Newly Discovered Mineral Provides Clues To Evolution Of Solar System
Lawrence LeBlond for redOrbit.com
A previously unknown mineral has been found in a meteorite that fell to Earth in 1969, according to a Caltech geologist who has been studying the meteoric sample since 2007, and who has also found eight other new minerals in the sample.
The Allende meteorite was among thousands of meteorites that lay scattered about the state of Chihuahua, in Mexico, after a meteor exploded over the region in 1969. More than 40 years later, the meteorite is providing researchers with a rich source of information about the early days of our solar system.
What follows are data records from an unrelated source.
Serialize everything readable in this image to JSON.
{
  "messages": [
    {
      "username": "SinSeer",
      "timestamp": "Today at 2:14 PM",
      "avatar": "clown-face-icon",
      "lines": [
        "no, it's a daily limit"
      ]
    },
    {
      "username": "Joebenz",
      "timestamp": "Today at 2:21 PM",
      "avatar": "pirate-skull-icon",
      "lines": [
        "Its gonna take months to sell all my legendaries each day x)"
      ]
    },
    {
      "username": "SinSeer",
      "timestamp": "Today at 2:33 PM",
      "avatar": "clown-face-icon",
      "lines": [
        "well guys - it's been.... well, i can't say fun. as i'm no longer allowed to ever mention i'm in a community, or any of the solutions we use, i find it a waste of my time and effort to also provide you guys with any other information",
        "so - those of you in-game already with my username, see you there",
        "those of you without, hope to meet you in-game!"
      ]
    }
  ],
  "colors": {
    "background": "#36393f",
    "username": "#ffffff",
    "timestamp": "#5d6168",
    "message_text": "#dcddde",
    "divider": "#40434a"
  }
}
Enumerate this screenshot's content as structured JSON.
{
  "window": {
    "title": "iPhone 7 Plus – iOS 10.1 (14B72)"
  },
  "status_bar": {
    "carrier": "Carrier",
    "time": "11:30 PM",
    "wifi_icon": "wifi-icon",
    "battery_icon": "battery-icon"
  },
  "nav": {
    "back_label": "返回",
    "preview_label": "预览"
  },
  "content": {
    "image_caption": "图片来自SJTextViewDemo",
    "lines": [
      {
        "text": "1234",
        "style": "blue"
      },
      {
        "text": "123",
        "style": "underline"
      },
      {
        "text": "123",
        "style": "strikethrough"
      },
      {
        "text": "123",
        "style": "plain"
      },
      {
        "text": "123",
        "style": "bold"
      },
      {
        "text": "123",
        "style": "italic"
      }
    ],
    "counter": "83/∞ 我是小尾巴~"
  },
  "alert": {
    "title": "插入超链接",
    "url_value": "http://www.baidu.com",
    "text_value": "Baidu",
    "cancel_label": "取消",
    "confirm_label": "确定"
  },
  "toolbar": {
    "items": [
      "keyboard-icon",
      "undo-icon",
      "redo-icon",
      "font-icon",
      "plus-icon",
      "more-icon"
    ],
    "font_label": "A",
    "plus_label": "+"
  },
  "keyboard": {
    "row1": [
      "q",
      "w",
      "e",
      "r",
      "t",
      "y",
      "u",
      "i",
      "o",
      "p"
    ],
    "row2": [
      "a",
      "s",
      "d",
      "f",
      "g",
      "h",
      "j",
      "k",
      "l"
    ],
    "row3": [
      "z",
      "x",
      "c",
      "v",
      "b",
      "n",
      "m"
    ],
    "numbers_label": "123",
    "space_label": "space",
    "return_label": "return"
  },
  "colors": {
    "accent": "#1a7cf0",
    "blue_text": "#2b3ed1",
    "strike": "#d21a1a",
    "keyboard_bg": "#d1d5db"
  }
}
The newly discovered mineral — panguite — was named by geologist Chi Ma at California Institute of technology (Caltech) after Pan Gu, a giant from ancient Chinese mythology who established the world by separating yin from yang to create the earth and sky. The International Mineralogical Association’s Commission on New Minerals, Nomenclature and Classification accepted the mineral and its name.
Ma and his colleagues believe that panguite is among the oldest minerals found during the creation of our solar system, nearly 4.6 billion years ago. They will publish their findings in the July issue of the journal American Mineralogist; the online edition is available now.
The discovery is “especially exciting” since panguite is “not only a new mineral, but also a material previously unknown to science,” said Ma, a senior scientist and director of the Geological and Planetary Sciences division’s Analytical Facility at Caltech.
The Allende meteorite is the largest carbonaceous chondrite ever found on the planet and is considered by many the best-studied meteorite to date. Through Ma’s research, he and his team were able to glean nine new minerals, including panguite, from the meteorite. Some of these new finds include allendeite, hexamolybdenum, tistarite, and kangite.
“The intensive studies of objects in this meteorite have had a tremendous influence on current thinking about processes, timing, and chemistry in the primitive solar nebula and small planetary bodies,” said coauthor George Rossman, the Eleanor and John R. McMillan Professor of Mineralogy at Caltech.
Panguite’s primordial nature means it was actually around before the Earth and other planets formed, and offers scientists unique clues about the conditions in the cloud of gas and dust that were the building blocks of our solar system.
The mineral’s chemical name is (Ti4+,Sc,Al,Mg,Zr,Ca)1.8O3, meaning that it contains some familiar elements (oxygen, magnesium, aluminum) as well as exotic ones (zirconium and scandium). The researchers believe zirconium is a key element in deciphering the environment that existed before and during the formation of the solar system.
Ma and colleagues observed panguite under a scanning electron microscope in an ultra-refractory inclusion embedded in the meteorite. Ma noted that refractory inclusions are among the first solid objects formed in the solar system. He further noted that “refractory” refers to the fact that the inclusions contain minerals that are stable at high temperatures and in extreme environments, which attests to their likely formation as primitive, high-temperature liquids produced by the solar nebula.
These investigations are “essential to understand the origins of our solar system,” concluded Ma.